La verità è che mentre la Lega nazionale ha espresso, durante le sue tante stagioni dal 1991 a oggi, un costante elemento identitario forte nelle realtà del nord Italia dove ha formato nel tempo una classe di governo, i leghisti meridionali sono in larga parte riciclati della vecchia politica di centrodestra utili a organizzare un cartello elettorale, molto meno a elaborare una proposta politica. Non possono quindi rappresentare un’alternativa nuova e credibile al Centrosinistra. Paradossalmente lo è di più Fitto, che perse per pochi voti con Nichi Vendola quindici anni fa ma che esprime una tradizione e una cultura politica radicate nelle realtà pugliesi.
Insomma, la Lega in Puglia è superflua. E lo è di più dopo che la gestione disastrosa della sanità lombarda ha reso imbarazzante il principale modello di governo che avrebbe voluto importare. La ragione principale, però, è un’altra. E ha un nome e un cognome: Michele Emiliano.
Il governatore, esponente della società civile progressista barese quando entrò in politica, poi per anni referente quasi monarchico del Partito Democratico, ha manifestato nel tempo la notevole capacità di caratterizzare e di caratterizzarsi. Sindaco di Bari per due mandati, Michelone è (stato) l’arcibarese per antonomasia. E da presidente della Puglia, naturalmente è l’arcipugliese.
Non è troppo lontano dal vero Carlo Calenda quando strepita: «È il peggior populista che c’è in Italia. Peggio anche dei Cinque Stelle». Quella che però per Calenda è una colpa grave, in Emiliano è una qualità politica almeno finché gli riuscirà d’interpretare più di chiunque altro i valori, le frustrazioni, le aspirazioni e i sentimenti della sua gente. Mettetelo a confronto con Altieri: come dice Caroppo, non c’è partita. E tanto meno ce ne sarebbe con Casanova, di cui si parlava come candidato gradito a Salvini. Emiliano ha competenze, statura istituzionale, sincera capacità di relazione con l’elettorato, pancia compresa, anche quando ci litiga: Casanova è un gestore di stabilimenti balneari premiato dal suo capo con un seggio a Bruxelles.
Insomma, per battere l’arcipugliese ci vuole un candidato all’altezza.

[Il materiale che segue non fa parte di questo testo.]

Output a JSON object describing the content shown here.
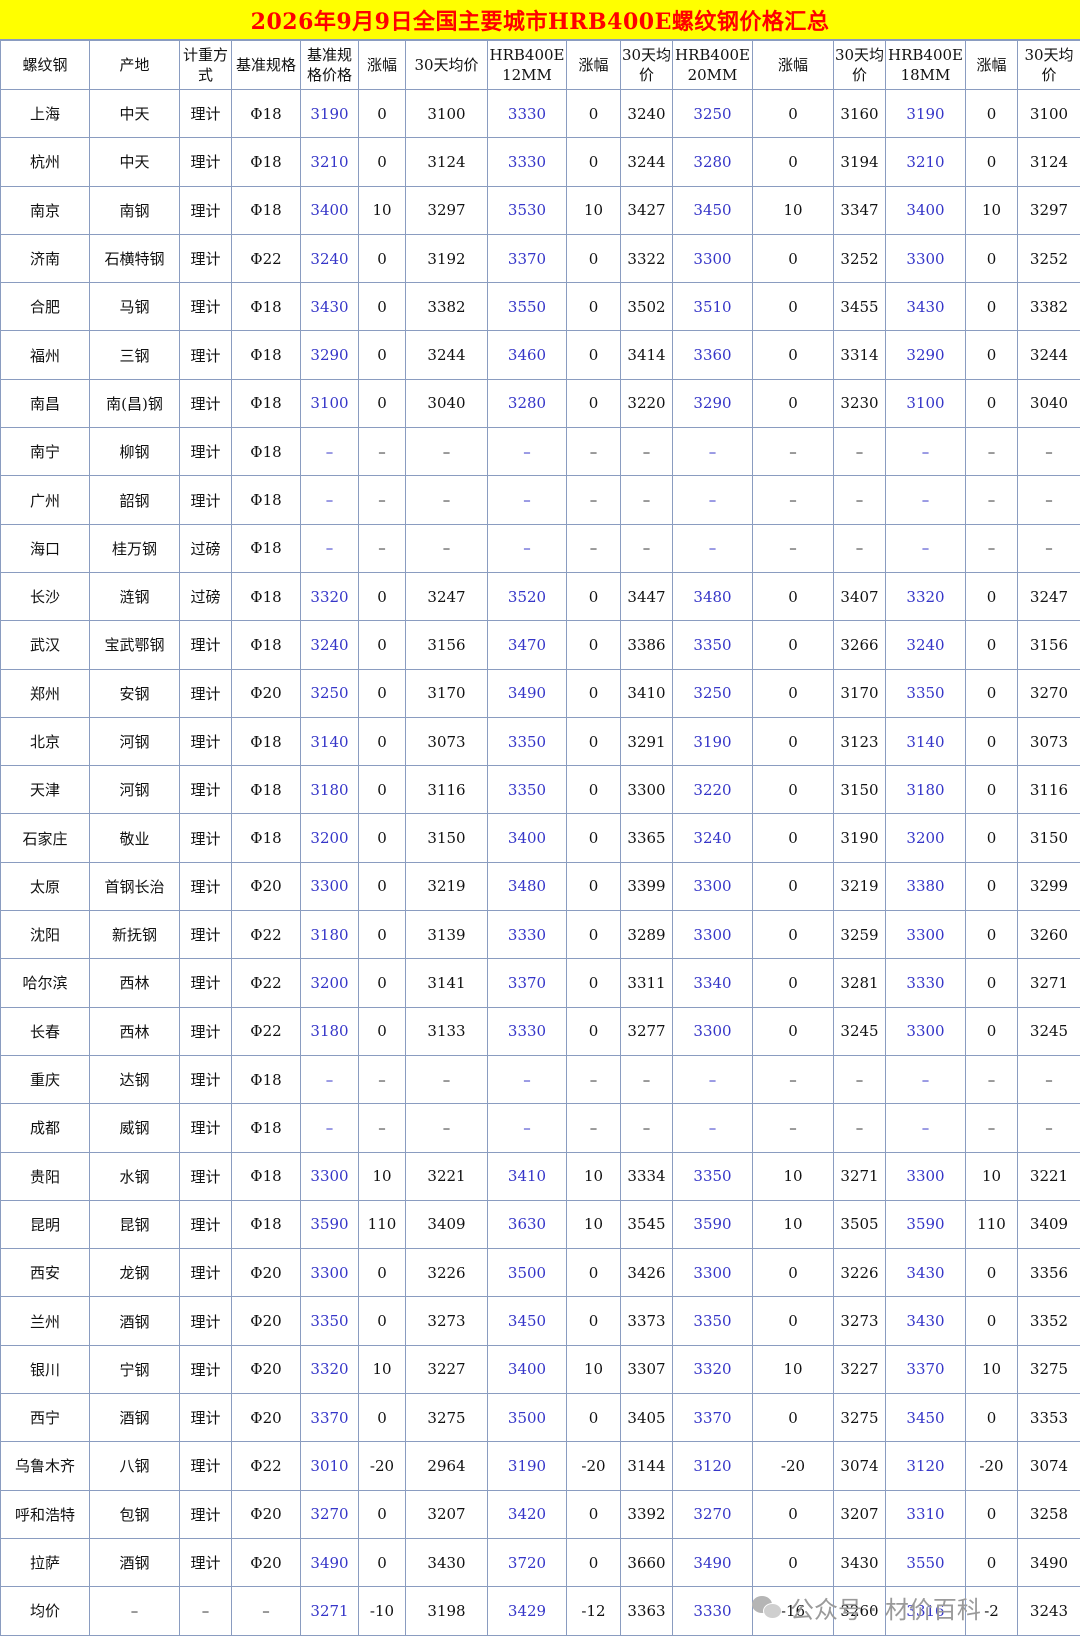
{
  "title": "2026年9月9日全国主要城市HRB400E螺纹钢价格汇总",
  "colors": {
    "title_bg": "#ffff00",
    "title_text": "#ff0000",
    "price_text": "#3535c8",
    "grid": "#8a9cc0"
  },
  "headers": [
    "螺纹钢",
    "产地",
    "计重方式",
    "基准规格",
    "基准规格价格",
    "涨幅",
    "30天均价",
    "HRB400E 12MM",
    "涨幅",
    "30天均价",
    "HRB400E 20MM",
    "涨幅",
    "30天均价",
    "HRB400E 18MM",
    "涨幅",
    "30天均价"
  ],
  "rows": [
    [
      "上海",
      "中天",
      "理计",
      "Φ18",
      "3190",
      "0",
      "3100",
      "3330",
      "0",
      "3240",
      "3250",
      "0",
      "3160",
      "3190",
      "0",
      "3100"
    ],
    [
      "杭州",
      "中天",
      "理计",
      "Φ18",
      "3210",
      "0",
      "3124",
      "3330",
      "0",
      "3244",
      "3280",
      "0",
      "3194",
      "3210",
      "0",
      "3124"
    ],
    [
      "南京",
      "南钢",
      "理计",
      "Φ18",
      "3400",
      "10",
      "3297",
      "3530",
      "10",
      "3427",
      "3450",
      "10",
      "3347",
      "3400",
      "10",
      "3297"
    ],
    [
      "济南",
      "石横特钢",
      "理计",
      "Φ22",
      "3240",
      "0",
      "3192",
      "3370",
      "0",
      "3322",
      "3300",
      "0",
      "3252",
      "3300",
      "0",
      "3252"
    ],
    [
      "合肥",
      "马钢",
      "理计",
      "Φ18",
      "3430",
      "0",
      "3382",
      "3550",
      "0",
      "3502",
      "3510",
      "0",
      "3455",
      "3430",
      "0",
      "3382"
    ],
    [
      "福州",
      "三钢",
      "理计",
      "Φ18",
      "3290",
      "0",
      "3244",
      "3460",
      "0",
      "3414",
      "3360",
      "0",
      "3314",
      "3290",
      "0",
      "3244"
    ],
    [
      "南昌",
      "南(昌)钢",
      "理计",
      "Φ18",
      "3100",
      "0",
      "3040",
      "3280",
      "0",
      "3220",
      "3290",
      "0",
      "3230",
      "3100",
      "0",
      "3040"
    ],
    [
      "南宁",
      "柳钢",
      "理计",
      "Φ18",
      "–",
      "–",
      "–",
      "–",
      "–",
      "–",
      "–",
      "–",
      "–",
      "–",
      "–",
      "–"
    ],
    [
      "广州",
      "韶钢",
      "理计",
      "Φ18",
      "–",
      "–",
      "–",
      "–",
      "–",
      "–",
      "–",
      "–",
      "–",
      "–",
      "–",
      "–"
    ],
    [
      "海口",
      "桂万钢",
      "过磅",
      "Φ18",
      "–",
      "–",
      "–",
      "–",
      "–",
      "–",
      "–",
      "–",
      "–",
      "–",
      "–",
      "–"
    ],
    [
      "长沙",
      "涟钢",
      "过磅",
      "Φ18",
      "3320",
      "0",
      "3247",
      "3520",
      "0",
      "3447",
      "3480",
      "0",
      "3407",
      "3320",
      "0",
      "3247"
    ],
    [
      "武汉",
      "宝武鄂钢",
      "理计",
      "Φ18",
      "3240",
      "0",
      "3156",
      "3470",
      "0",
      "3386",
      "3350",
      "0",
      "3266",
      "3240",
      "0",
      "3156"
    ],
    [
      "郑州",
      "安钢",
      "理计",
      "Φ20",
      "3250",
      "0",
      "3170",
      "3490",
      "0",
      "3410",
      "3250",
      "0",
      "3170",
      "3350",
      "0",
      "3270"
    ],
    [
      "北京",
      "河钢",
      "理计",
      "Φ18",
      "3140",
      "0",
      "3073",
      "3350",
      "0",
      "3291",
      "3190",
      "0",
      "3123",
      "3140",
      "0",
      "3073"
    ],
    [
      "天津",
      "河钢",
      "理计",
      "Φ18",
      "3180",
      "0",
      "3116",
      "3350",
      "0",
      "3300",
      "3220",
      "0",
      "3150",
      "3180",
      "0",
      "3116"
    ],
    [
      "石家庄",
      "敬业",
      "理计",
      "Φ18",
      "3200",
      "0",
      "3150",
      "3400",
      "0",
      "3365",
      "3240",
      "0",
      "3190",
      "3200",
      "0",
      "3150"
    ],
    [
      "太原",
      "首钢长治",
      "理计",
      "Φ20",
      "3300",
      "0",
      "3219",
      "3480",
      "0",
      "3399",
      "3300",
      "0",
      "3219",
      "3380",
      "0",
      "3299"
    ],
    [
      "沈阳",
      "新抚钢",
      "理计",
      "Φ22",
      "3180",
      "0",
      "3139",
      "3330",
      "0",
      "3289",
      "3300",
      "0",
      "3259",
      "3300",
      "0",
      "3260"
    ],
    [
      "哈尔滨",
      "西林",
      "理计",
      "Φ22",
      "3200",
      "0",
      "3141",
      "3370",
      "0",
      "3311",
      "3340",
      "0",
      "3281",
      "3330",
      "0",
      "3271"
    ],
    [
      "长春",
      "西林",
      "理计",
      "Φ22",
      "3180",
      "0",
      "3133",
      "3330",
      "0",
      "3277",
      "3300",
      "0",
      "3245",
      "3300",
      "0",
      "3245"
    ],
    [
      "重庆",
      "达钢",
      "理计",
      "Φ18",
      "–",
      "–",
      "–",
      "–",
      "–",
      "–",
      "–",
      "–",
      "–",
      "–",
      "–",
      "–"
    ],
    [
      "成都",
      "威钢",
      "理计",
      "Φ18",
      "–",
      "–",
      "–",
      "–",
      "–",
      "–",
      "–",
      "–",
      "–",
      "–",
      "–",
      "–"
    ],
    [
      "贵阳",
      "水钢",
      "理计",
      "Φ18",
      "3300",
      "10",
      "3221",
      "3410",
      "10",
      "3334",
      "3350",
      "10",
      "3271",
      "3300",
      "10",
      "3221"
    ],
    [
      "昆明",
      "昆钢",
      "理计",
      "Φ18",
      "3590",
      "110",
      "3409",
      "3630",
      "10",
      "3545",
      "3590",
      "10",
      "3505",
      "3590",
      "110",
      "3409"
    ],
    [
      "西安",
      "龙钢",
      "理计",
      "Φ20",
      "3300",
      "0",
      "3226",
      "3500",
      "0",
      "3426",
      "3300",
      "0",
      "3226",
      "3430",
      "0",
      "3356"
    ],
    [
      "兰州",
      "酒钢",
      "理计",
      "Φ20",
      "3350",
      "0",
      "3273",
      "3450",
      "0",
      "3373",
      "3350",
      "0",
      "3273",
      "3430",
      "0",
      "3352"
    ],
    [
      "银川",
      "宁钢",
      "理计",
      "Φ20",
      "3320",
      "10",
      "3227",
      "3400",
      "10",
      "3307",
      "3320",
      "10",
      "3227",
      "3370",
      "10",
      "3275"
    ],
    [
      "西宁",
      "酒钢",
      "理计",
      "Φ20",
      "3370",
      "0",
      "3275",
      "3500",
      "0",
      "3405",
      "3370",
      "0",
      "3275",
      "3450",
      "0",
      "3353"
    ],
    [
      "乌鲁木齐",
      "八钢",
      "理计",
      "Φ22",
      "3010",
      "-20",
      "2964",
      "3190",
      "-20",
      "3144",
      "3120",
      "-20",
      "3074",
      "3120",
      "-20",
      "3074"
    ],
    [
      "呼和浩特",
      "包钢",
      "理计",
      "Φ20",
      "3270",
      "0",
      "3207",
      "3420",
      "0",
      "3392",
      "3270",
      "0",
      "3207",
      "3310",
      "0",
      "3258"
    ],
    [
      "拉萨",
      "酒钢",
      "理计",
      "Φ20",
      "3490",
      "0",
      "3430",
      "3720",
      "0",
      "3660",
      "3490",
      "0",
      "3430",
      "3550",
      "0",
      "3490"
    ],
    [
      "均价",
      "–",
      "–",
      "–",
      "3271",
      "-10",
      "3198",
      "3429",
      "-12",
      "3363",
      "3330",
      "-16",
      "3260",
      "3316",
      "-2",
      "3243"
    ]
  ],
  "watermark": {
    "icon": "wechat-icon",
    "text": "公众号 · 材价百科"
  }
}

E nell’attuale Centrodestra, solo Fitto lo sembra. Lo stesso governatore l’ha subito riconosciuto: «È il migliore dei suoi».
Un barese e un salentino rappresentano poi il derby classico tra i principali territori della Puglia, dettaglio da non sottovalutare nella corsa al consenso ma che Salvini probabilmente ignora. Per ora gli è riuscita un’impresa impossibile per i suoi avversari: dividere il suo partito e terremotare il suo schieramento in Puglia con onde sismiche che si riverberano fino a Roma. Neppure in sogno Michelone si sarebbe aspettato tanto.